With the movement control order (MCO) and work-from-home directives, car owners everywhere recorded much lower usage in 2020. We all love driving and many of us took to the streets the moment the MCO and interstate travel restrictions were lifted.
However, with the new norm of working from home, yours truly only recorded 6,000 kilometres of driving last year, a huge drop of 70% compared to the year before. With such low mileage, it is not even reaching the stipulated “service at every 10,000 kilometres” in 12 months.
As such, should we still stick to the kilometre-reading or follow the other rule- every six months?
What happens if you didn’t follow the specified maintenance schedule?
All dealerships require the owners of new cars to return for maintenance activities at a stipulated schedule. The majority of mass-market vehicles have a schedule of every 10,000 km travelled or six calendar months from the last date of service, whichever occurs first.
Volkswagen in Malaysia meanwhile require customers to return just once a year, or every 15,000 km, applied to every car from the Polo 1.6 to the Golf R. Check your owner’s and servicing manual for specifics.
Servicing is important as the engine oil is changed, together with the oil filter and other inspection that ensures the vehicle performs at its best. At certain intervals, transmission fluid is replaced, air and fuel filters swapped to new units, as well as replenishing the brake fluid.
With such little driving done last year, owners of new vehicles must still adhere to the time-based servicing schedule of every six months, or as stipulated in the individual manufacturer’s requirement such as Volkswagen.
It sounds like wastage as your engine oil might have only done minimal work, but remember, adhering to the manufacturer prescribed service schedule is one of the key methods to keep your warranty valid. Apart from wear during operation, oil in the engine also deteriorates with time.
Oxidation occurs when oxygen molecules interact with oil molecules which will lead to chemical breakdown, reducing the oil’s protective capabilities plus an increase in viscosity.
Carefully blended additives in the engine oil are also designed to deplete with time. Anti-wear additives are added to oils to form a sacrificial barrier and it is this sacrificial nature that makes engine oils lose their effectiveness and must be changed.
By not adhering to the six-month schedule, the dealership has a strong reason to deny any replacement on parts that fall under the warranty coverage.
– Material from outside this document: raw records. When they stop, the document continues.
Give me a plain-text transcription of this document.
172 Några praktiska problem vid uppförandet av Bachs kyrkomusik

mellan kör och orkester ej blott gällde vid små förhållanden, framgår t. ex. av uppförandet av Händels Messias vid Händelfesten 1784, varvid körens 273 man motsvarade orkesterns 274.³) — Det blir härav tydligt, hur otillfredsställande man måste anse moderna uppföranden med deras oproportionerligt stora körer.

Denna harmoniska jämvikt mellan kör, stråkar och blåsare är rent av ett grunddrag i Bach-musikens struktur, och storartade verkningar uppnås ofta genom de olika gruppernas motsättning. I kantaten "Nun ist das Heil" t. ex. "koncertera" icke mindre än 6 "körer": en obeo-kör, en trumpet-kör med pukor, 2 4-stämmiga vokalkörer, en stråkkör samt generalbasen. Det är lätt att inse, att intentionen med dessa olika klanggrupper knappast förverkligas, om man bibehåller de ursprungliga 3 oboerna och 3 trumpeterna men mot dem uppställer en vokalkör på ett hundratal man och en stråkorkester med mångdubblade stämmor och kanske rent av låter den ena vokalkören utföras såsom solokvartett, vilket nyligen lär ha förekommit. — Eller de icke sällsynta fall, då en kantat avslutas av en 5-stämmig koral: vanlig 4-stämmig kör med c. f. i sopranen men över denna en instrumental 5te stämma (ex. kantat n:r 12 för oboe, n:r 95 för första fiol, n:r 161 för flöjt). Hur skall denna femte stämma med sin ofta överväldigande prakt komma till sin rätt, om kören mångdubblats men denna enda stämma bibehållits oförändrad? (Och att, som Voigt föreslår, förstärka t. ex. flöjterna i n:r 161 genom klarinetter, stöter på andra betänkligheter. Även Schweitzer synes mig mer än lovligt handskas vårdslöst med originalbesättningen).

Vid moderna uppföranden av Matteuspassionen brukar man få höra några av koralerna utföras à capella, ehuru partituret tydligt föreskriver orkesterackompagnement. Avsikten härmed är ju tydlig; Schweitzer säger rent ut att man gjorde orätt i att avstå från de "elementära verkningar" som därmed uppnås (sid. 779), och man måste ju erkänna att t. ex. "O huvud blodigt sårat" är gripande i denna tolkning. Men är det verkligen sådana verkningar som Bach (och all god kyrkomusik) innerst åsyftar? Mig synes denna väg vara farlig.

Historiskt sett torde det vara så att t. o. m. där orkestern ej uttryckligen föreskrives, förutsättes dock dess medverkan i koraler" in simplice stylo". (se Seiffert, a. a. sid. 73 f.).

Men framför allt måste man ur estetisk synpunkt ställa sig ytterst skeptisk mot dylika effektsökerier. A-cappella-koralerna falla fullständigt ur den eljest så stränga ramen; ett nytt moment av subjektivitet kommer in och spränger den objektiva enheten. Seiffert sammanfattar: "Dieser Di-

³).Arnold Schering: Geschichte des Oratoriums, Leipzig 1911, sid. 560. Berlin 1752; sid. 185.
New car owners should also return to only authorised dealerships for all scheduled preventive maintenance servicing. This is to ensure all fluids and replacement parts are genuine items.
Filters might be clogged up if you overstretched your servicing schedule, making the vehicle consume more fuel and could even cause a breakdown while driving.
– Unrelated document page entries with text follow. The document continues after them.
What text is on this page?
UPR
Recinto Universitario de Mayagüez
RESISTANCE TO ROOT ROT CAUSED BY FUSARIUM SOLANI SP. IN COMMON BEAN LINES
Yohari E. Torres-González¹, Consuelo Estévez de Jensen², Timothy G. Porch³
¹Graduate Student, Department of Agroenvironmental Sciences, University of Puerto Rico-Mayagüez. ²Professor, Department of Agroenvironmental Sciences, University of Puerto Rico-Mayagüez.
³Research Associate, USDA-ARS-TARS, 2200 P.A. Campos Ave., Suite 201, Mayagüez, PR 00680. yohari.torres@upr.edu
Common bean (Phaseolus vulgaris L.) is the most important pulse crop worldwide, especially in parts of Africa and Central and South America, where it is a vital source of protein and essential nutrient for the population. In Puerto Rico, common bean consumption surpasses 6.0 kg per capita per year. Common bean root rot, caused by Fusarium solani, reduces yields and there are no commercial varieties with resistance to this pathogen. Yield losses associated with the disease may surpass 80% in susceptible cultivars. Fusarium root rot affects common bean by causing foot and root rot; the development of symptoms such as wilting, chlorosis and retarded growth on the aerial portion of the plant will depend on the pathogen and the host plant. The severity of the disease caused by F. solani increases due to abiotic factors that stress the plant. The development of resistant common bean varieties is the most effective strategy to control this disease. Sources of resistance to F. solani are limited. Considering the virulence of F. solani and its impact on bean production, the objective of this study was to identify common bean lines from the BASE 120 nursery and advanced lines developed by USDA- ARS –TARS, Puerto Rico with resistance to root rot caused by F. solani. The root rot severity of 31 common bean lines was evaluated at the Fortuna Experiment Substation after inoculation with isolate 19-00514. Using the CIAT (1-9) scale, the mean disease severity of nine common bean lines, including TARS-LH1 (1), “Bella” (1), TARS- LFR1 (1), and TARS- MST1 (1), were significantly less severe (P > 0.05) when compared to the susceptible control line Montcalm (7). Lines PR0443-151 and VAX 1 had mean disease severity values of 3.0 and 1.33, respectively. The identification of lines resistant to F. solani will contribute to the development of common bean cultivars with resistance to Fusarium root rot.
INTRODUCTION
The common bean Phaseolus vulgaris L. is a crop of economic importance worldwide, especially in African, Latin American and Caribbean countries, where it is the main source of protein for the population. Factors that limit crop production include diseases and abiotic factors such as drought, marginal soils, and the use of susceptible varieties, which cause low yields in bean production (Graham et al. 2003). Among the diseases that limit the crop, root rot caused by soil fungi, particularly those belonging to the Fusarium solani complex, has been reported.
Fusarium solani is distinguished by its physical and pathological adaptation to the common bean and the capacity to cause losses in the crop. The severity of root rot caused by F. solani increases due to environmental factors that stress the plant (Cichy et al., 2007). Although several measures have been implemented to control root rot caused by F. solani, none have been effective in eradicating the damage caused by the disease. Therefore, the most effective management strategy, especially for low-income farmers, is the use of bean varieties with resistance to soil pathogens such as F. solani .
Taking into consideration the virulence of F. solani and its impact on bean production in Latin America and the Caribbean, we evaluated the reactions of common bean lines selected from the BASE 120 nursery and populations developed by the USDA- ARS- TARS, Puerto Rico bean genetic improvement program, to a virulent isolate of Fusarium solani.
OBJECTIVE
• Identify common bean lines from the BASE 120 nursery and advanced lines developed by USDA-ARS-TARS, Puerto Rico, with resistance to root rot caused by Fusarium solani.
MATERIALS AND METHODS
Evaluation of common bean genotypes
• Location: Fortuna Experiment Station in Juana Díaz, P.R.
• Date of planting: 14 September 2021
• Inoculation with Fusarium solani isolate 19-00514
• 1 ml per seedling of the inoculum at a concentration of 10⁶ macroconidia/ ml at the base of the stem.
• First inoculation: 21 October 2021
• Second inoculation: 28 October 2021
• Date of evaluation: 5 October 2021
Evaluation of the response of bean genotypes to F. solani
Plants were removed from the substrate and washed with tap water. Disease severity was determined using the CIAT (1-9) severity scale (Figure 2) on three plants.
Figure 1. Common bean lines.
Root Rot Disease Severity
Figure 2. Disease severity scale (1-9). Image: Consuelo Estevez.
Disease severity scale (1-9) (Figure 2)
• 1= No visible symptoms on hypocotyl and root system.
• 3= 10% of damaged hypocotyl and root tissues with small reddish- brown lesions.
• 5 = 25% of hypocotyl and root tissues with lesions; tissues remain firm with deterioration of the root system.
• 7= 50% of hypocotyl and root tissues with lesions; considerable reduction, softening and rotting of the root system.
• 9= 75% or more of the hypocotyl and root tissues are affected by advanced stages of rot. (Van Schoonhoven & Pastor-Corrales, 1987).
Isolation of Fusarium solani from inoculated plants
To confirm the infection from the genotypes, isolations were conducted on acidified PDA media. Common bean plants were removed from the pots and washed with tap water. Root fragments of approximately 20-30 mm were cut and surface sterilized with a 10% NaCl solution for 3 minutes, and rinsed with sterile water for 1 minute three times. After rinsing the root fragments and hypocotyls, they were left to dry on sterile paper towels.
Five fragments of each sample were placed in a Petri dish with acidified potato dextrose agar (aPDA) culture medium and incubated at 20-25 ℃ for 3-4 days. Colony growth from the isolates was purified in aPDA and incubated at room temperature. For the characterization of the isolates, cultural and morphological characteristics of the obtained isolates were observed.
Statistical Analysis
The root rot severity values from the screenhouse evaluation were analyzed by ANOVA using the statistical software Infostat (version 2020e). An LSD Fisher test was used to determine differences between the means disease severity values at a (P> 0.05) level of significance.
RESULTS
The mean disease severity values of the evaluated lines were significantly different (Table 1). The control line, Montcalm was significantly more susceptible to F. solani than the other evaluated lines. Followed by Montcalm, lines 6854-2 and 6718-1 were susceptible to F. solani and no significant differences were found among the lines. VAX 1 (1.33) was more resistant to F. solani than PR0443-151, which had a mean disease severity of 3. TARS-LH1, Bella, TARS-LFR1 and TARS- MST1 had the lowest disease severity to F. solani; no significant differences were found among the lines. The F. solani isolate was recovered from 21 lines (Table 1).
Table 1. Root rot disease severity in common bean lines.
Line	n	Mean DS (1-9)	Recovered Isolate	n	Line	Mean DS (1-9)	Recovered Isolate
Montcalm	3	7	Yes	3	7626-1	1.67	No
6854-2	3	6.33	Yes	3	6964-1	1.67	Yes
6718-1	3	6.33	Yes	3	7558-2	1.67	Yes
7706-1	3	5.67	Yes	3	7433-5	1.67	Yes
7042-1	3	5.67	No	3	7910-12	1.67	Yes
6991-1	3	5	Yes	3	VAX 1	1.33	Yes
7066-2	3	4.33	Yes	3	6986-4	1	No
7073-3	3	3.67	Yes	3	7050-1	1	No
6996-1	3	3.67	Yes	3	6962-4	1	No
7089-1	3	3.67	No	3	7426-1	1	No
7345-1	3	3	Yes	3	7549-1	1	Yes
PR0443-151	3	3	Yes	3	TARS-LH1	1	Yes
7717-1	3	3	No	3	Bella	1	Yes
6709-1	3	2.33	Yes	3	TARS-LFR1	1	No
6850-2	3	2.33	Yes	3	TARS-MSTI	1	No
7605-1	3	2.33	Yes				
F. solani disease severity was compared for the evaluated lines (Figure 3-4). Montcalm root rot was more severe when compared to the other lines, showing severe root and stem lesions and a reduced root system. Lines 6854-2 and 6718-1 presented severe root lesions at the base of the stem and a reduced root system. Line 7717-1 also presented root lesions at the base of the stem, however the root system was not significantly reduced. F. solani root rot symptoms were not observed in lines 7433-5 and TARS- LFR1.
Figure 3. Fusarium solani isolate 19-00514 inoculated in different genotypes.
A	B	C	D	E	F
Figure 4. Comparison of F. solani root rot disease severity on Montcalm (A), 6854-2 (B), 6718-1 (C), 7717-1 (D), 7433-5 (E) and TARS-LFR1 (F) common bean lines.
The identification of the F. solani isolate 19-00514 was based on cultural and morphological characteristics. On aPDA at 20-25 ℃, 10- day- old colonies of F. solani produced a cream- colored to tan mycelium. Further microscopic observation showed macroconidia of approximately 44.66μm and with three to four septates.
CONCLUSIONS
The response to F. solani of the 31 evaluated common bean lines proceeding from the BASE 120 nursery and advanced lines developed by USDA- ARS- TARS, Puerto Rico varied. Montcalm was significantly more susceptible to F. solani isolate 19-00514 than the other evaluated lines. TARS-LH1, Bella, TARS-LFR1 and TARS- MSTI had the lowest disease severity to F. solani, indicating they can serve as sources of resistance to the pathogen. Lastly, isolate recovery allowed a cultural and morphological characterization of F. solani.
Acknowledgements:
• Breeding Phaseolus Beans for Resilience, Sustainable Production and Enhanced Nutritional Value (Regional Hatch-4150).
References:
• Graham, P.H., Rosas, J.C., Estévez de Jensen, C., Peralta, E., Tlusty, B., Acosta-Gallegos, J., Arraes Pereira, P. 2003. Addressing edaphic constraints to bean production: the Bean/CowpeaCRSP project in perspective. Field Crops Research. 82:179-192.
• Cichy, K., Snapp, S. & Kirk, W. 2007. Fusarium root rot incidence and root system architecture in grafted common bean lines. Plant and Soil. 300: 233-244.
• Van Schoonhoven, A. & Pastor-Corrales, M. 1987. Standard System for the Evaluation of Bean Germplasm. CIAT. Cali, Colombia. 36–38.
The brake system meanwhile might be less effective and suffer more fade, as the corrosion inhibitor additive in the brake fluid has worsened and overheats.
Some new car owners mentioned earlier that they could not get a slot to service their vehicle within the six months interval (MCO, reduced staff, distancing etc). Under these circumstances, the agreement between the dealership and the owner must be clearly laid out. With computerised data logging, remarks can easily be tagged to specific vehicles.
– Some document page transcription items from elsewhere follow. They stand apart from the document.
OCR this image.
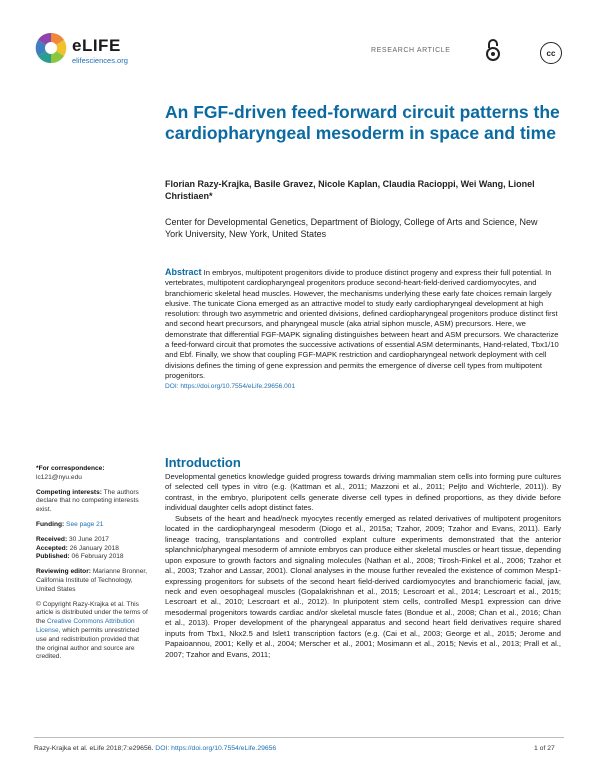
eLIFE
elifesciences.org
RESEARCH ARTICLE	cc
An FGF-driven feed-forward circuit patterns the cardiopharyngeal mesoderm in space and time
Florian Razy-Krajka, Basile Gravez, Nicole Kaplan, Claudia Racioppi, Wei Wang, Lionel Christiaen*
Center for Developmental Genetics, Department of Biology, College of Arts and Science, New York University, New York, United States
Abstract In embryos, multipotent progenitors divide to produce distinct progeny and express their full potential. In vertebrates, multipotent cardiopharyngeal progenitors produce second-heart-field-derived cardiomyocytes, and branchiomeric skeletal head muscles. However, the mechanisms underlying these early fate choices remain largely elusive. The tunicate Ciona emerged as an attractive model to study early cardiopharyngeal development at high resolution: through two asymmetric and oriented divisions, defined cardiopharyngeal progenitors produce distinct first and second heart precursors, and pharyngeal muscle (aka atrial siphon muscle, ASM) precursors. Here, we demonstrate that differential FGF-MAPK signaling distinguishes between heart and ASM precursors. We characterize a feed-forward circuit that promotes the successive activations of essential ASM determinants, Hand-related, Tbx1/10 and Ebf. Finally, we show that coupling FGF-MAPK restriction and cardiopharyngeal network deployment with cell divisions defines the timing of gene expression and permits the emergence of diverse cell types from multipotent progenitors.
DOI: https://doi.org/10.7554/eLife.29656.001
*For correspondence:
lc121@nyu.edu
Competing interests: The authors declare that no competing interests exist.
Funding: See page 21
Received: 30 June 2017
Accepted: 26 January 2018
Published: 06 February 2018
Reviewing editor: Marianne Bronner, California Institute of Technology, United States
© Copyright Razy-Krajka et al. This article is distributed under the terms of the Creative Commons Attribution License, which permits unrestricted use and redistribution provided that the original author and source are credited.
Introduction

Developmental genetics knowledge guided progress towards driving mammalian stem cells into forming pure cultures of selected cell types in vitro (e.g. (Kattman et al., 2011; Mazzoni et al., 2011; Peljto and Wichterle, 2011)). By contrast, in the embryo, pluripotent cells generate diverse cell types in defined proportions, as they divide before individual daughter cells adopt distinct fates.

Subsets of the heart and head/neck myocytes recently emerged as related derivatives of multipotent progenitors located in the cardiopharyngeal mesoderm (Diogo et al., 2015a; Tzahor, 2009; Tzahor and Evans, 2011). Early lineage tracing, transplantations and controlled explant culture experiments demonstrated that the anterior splanchnic/pharyngeal mesoderm of amniote embryos can produce either skeletal muscles or heart tissue, depending upon exposure to growth factors and signaling molecules (Nathan et al., 2008; Tirosh-Finkel et al., 2006; Tzahor et al., 2003; Tzahor and Lassar, 2001). Clonal analyses in the mouse further revealed the existence of common Mesp1-expressing progenitors for subsets of the second heart field-derived cardiomyocytes and branchiomeric facial, jaw, neck and even oesophageal muscles (Gopalakrishnan et al., 2015; Lescroart et al., 2014; Lescroart et al., 2015; Lescroart et al., 2010; Lescroart et al., 2012). In pluripotent stem cells, controlled Mesp1 expression can drive mesodermal progenitors towards cardiac and/or skeletal muscle fates (Bondue et al., 2008; Chan et al., 2016; Chan et al., 2013). Proper development of the pharyngeal apparatus and second heart field derivatives require shared inputs from Tbx1, Nkx2.5 and Islet1 transcription factors (e.g. (Cai et al., 2003; George et al., 2015; Jerome and Papaioannou, 2001; Kelly et al., 2004; Merscher et al., 2001; Mosimann et al., 2015; Nevis et al., 2013; Prall et al., 2007; Tzahor and Evans, 2011;

Razy-Krajka et al. eLife 2018;7:e29656. DOI: https://doi.org/10.7554/eLife.29656	1 of 27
Alright, so you drive a car that is already out of warranty coverage. Well then, it is best to check with your regular mechanic if you can stretch your servicing interval. You might have been using semi-synthetic engine oil and these do not hold their lubricating qualities as long as fully synthetic oils.
Fully synthetic oils are made with base oils that are more resilient to oxidation and heat, while their additives also typically provide better performance.
So, in summary, can I stretch my service interval to follow the 10,000-kilometre distance? For owners of new cars, the answer is no. It will void your warranty and complicate things further being a new car owner. Follow the prescribed month-based schedule even if you only have done 1,000 kilometres.
For owners with a car that is already out of warranty, it’s best is to check with your mechanic. But on a personal recommendation, best to get the oil change by the ninth month since the last change, as it is already a 50% stretch on the life of the engine oil.
We treasure our cars and definitely like to have the best for our passion and hobby. The engine oil is the lifeline of the car, and it is better to spend on servicing rather than deal with a breakdown later, keeping in mind ‘penny wise, pound foolish’.